Der mächtigste Mensch der Welt?

  • Blick über die Parkanlage auf das Weiße Haus, dem Amtssitz des amerikanischen Präsidenten. Schaltzentrale: das Weiße Haus; Rechte: WDR/Ralf Maro

Die wichtigste Wahl in den USA findet alle vier Jahre statt und hat massiven Einfluss auf die weltpolitische Großwetterlage. Denn kein Mensch auf der Welt scheint so mächtig und einflussreich zu sein wie der amerikanische Präsident. Die Verfassung der Vereinigten Staaten hat den Präsidenten eindeutig ins Zentrum des politischen Entscheidungsprozesses gerückt. So ist er oberster Repräsentant nach außen und innen, gleichzeitig Regierungschef und außerdem Oberbefehlshaber der Streitkräfte. Allerdings wird die Macht des Präsidenten durch ein System von sich gegenseitig hemmenden Gewalten (Senat, Repräsentantenhaus, Oberster Gerichtshof) begrenzt. Dieses Prinzip nennt man "checks and balances", weil hierbei die wechselseitige Kontrolle ("checks") eingesetzt wird, um ein Gleichgewicht ("balances") der Verfassungsorgane im Staat zu erreichen.
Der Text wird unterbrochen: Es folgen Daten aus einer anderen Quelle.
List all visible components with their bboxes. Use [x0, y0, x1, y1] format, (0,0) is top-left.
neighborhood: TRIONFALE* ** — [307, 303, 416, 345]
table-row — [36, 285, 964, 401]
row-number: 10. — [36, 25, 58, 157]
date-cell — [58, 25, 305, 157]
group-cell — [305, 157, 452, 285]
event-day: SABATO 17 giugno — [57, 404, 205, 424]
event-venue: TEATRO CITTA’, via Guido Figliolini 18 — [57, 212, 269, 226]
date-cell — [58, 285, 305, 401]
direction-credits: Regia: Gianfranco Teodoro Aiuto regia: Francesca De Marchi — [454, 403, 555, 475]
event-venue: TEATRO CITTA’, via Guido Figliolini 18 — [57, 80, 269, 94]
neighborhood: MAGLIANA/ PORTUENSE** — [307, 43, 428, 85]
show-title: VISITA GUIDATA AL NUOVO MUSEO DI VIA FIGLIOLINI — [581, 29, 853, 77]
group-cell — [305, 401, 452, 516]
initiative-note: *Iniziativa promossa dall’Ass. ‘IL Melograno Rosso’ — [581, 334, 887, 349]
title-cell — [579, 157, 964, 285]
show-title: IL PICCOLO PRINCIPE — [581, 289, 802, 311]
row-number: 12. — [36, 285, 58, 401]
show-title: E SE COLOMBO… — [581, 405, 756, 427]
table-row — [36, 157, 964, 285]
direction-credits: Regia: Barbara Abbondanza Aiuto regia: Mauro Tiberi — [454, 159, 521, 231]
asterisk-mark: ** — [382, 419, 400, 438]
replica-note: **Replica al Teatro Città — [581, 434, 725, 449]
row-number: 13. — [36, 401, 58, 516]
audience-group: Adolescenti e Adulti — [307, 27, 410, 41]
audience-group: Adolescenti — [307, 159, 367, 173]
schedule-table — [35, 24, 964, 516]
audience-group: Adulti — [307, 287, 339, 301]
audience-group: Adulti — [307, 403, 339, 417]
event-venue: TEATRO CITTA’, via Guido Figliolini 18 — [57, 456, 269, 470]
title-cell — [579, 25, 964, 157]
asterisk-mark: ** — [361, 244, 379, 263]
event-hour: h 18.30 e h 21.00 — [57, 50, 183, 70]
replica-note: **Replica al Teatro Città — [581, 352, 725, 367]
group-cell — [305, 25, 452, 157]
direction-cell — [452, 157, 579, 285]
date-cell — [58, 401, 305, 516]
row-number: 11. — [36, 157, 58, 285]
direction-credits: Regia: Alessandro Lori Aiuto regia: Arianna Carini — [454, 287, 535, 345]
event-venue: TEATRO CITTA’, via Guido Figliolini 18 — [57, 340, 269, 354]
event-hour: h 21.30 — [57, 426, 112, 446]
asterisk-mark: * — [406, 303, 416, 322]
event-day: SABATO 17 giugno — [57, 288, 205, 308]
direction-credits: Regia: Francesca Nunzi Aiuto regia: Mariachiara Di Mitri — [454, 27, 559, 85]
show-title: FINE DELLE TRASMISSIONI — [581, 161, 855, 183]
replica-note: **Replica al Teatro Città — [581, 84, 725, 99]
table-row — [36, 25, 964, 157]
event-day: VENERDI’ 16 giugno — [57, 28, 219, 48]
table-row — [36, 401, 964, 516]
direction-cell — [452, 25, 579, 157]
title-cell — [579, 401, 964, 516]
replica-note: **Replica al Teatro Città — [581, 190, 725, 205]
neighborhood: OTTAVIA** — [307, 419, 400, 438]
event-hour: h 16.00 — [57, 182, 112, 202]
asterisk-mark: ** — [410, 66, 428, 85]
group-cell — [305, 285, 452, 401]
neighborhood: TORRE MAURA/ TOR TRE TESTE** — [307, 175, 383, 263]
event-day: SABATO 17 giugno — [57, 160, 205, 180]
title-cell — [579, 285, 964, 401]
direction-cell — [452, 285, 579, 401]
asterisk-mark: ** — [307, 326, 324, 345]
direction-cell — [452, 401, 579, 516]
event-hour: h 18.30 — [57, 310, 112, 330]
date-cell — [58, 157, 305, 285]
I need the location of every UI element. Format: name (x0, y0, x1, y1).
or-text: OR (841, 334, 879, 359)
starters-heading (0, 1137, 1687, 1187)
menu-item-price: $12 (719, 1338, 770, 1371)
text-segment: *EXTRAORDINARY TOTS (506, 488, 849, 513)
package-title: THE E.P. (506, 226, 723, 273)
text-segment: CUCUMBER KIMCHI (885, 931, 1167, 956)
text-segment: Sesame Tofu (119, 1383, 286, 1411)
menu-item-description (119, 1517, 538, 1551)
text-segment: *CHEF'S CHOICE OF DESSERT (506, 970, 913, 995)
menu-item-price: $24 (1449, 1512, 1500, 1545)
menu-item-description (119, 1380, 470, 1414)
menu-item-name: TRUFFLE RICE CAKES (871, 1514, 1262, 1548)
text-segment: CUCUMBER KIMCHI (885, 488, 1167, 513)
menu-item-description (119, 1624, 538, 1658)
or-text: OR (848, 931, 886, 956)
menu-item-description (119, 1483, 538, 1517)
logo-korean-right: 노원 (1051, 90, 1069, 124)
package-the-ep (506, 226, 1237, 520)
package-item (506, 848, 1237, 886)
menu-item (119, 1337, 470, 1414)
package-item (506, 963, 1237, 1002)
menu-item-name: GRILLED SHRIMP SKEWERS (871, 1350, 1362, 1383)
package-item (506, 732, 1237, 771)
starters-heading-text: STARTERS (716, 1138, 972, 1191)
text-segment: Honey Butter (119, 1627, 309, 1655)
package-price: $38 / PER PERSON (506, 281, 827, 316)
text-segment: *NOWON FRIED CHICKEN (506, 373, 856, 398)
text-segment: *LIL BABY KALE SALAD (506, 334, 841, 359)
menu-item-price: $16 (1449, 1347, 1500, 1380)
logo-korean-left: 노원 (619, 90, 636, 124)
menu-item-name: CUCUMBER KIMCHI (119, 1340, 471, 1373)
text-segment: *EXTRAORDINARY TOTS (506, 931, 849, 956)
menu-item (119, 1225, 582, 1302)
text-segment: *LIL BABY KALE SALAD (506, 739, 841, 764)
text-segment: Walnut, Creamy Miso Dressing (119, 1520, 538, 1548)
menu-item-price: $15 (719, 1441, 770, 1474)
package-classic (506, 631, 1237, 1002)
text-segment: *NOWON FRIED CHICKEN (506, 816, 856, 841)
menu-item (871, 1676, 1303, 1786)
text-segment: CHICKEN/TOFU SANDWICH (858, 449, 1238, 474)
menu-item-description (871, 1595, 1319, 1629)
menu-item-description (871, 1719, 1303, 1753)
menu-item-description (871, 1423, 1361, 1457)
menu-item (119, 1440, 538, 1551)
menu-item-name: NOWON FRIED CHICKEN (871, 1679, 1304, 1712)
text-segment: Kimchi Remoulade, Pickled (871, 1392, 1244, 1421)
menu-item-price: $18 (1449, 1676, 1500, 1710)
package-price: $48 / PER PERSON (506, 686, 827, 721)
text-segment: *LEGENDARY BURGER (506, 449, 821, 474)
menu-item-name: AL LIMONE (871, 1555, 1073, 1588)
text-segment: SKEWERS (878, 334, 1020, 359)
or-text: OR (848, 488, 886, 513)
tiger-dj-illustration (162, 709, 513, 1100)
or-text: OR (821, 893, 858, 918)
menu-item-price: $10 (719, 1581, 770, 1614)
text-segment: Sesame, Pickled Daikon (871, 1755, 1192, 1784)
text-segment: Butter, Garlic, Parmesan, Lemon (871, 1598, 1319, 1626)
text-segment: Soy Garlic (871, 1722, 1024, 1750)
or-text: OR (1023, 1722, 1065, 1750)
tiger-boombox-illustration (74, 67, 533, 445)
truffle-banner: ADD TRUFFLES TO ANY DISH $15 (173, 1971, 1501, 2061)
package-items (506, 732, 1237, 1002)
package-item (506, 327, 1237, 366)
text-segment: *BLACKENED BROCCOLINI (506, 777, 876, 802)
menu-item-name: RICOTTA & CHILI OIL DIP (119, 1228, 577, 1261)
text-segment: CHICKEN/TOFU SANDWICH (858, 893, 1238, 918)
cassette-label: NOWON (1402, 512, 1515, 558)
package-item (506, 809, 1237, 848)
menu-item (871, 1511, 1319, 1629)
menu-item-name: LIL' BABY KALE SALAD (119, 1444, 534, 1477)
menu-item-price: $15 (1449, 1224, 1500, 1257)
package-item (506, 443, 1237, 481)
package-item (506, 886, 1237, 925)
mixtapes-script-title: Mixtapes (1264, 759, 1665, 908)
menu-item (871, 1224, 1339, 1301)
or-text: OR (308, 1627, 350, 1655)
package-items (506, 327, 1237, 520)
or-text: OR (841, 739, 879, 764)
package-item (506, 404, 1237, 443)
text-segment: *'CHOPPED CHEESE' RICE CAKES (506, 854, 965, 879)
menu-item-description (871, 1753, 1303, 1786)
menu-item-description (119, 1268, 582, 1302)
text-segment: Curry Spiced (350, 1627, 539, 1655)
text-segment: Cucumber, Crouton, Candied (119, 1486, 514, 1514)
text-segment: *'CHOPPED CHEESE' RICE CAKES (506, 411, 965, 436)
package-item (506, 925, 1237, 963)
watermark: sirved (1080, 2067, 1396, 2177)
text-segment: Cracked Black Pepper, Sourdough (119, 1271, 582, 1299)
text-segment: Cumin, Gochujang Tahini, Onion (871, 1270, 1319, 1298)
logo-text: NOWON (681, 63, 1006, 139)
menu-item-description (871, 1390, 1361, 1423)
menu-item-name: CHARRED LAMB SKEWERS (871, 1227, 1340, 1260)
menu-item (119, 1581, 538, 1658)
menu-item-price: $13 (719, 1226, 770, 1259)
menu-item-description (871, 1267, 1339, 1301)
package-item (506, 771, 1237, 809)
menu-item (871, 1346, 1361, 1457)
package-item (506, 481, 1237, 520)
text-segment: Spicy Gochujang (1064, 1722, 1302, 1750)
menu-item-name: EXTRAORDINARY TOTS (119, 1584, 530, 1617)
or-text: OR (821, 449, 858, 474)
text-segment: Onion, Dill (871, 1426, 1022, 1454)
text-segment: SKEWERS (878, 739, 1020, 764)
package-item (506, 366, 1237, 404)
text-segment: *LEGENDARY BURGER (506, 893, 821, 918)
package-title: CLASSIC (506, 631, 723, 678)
Erster Repräsentant und Oberhaupt der Exekutive

  • Gruppenfoto mit Richtern des Obersten Gerichts der Vereinigten Staaten von Amerika 2006. Richter des Obersten Gerichts; Rechte: dpa

Dass der US-Präsident die Funktion des Staatsoberhauptes und die des Regierungschefs in einer Person vereint, ist der wesentliche Unterschied zu vielen anderen demokratischen Ländern, die ein parlamentarisches System bevorzugen. Der Präsident ist also einerseits erster Repräsentant seines Landes - wie zum Beispiel auch der deutsche Bundespräsident. Gleichzeitig aber ist er als Oberhaupt der Exekutive auch verantwortlich für die Ausführung der Gesetze, die der Kongress (Senat und Repräsentantenhaus) verabschiedet. Und in dieser Funktion hat der Präsident eine deutlich stärkere Stellung als etwa der deutsche Bundeskanzler. Das merkt man nicht zuletzt daran, dass die Minister im Kabinett "Secretaries" - also "Sekretäre" - heißen und ihre Ressorts nicht eigenverantwortlich leiten. Sie werden vom Präsidenten ernannt, der dafür indes eine mehrheitliche Zustimmung des Senats benötigt. Anders bei der Entlassung eines Ministers: Sie kann der Präsident vornehmen, ohne dass der Senat vorher zustimmen müsste. Ebenso verhält es sich mit den Ernennungen der Richter des Obersten Gerichtshofes, der Botschafter sowie der Oberbefehlshaber von Luftwaffe, Marine und Armee.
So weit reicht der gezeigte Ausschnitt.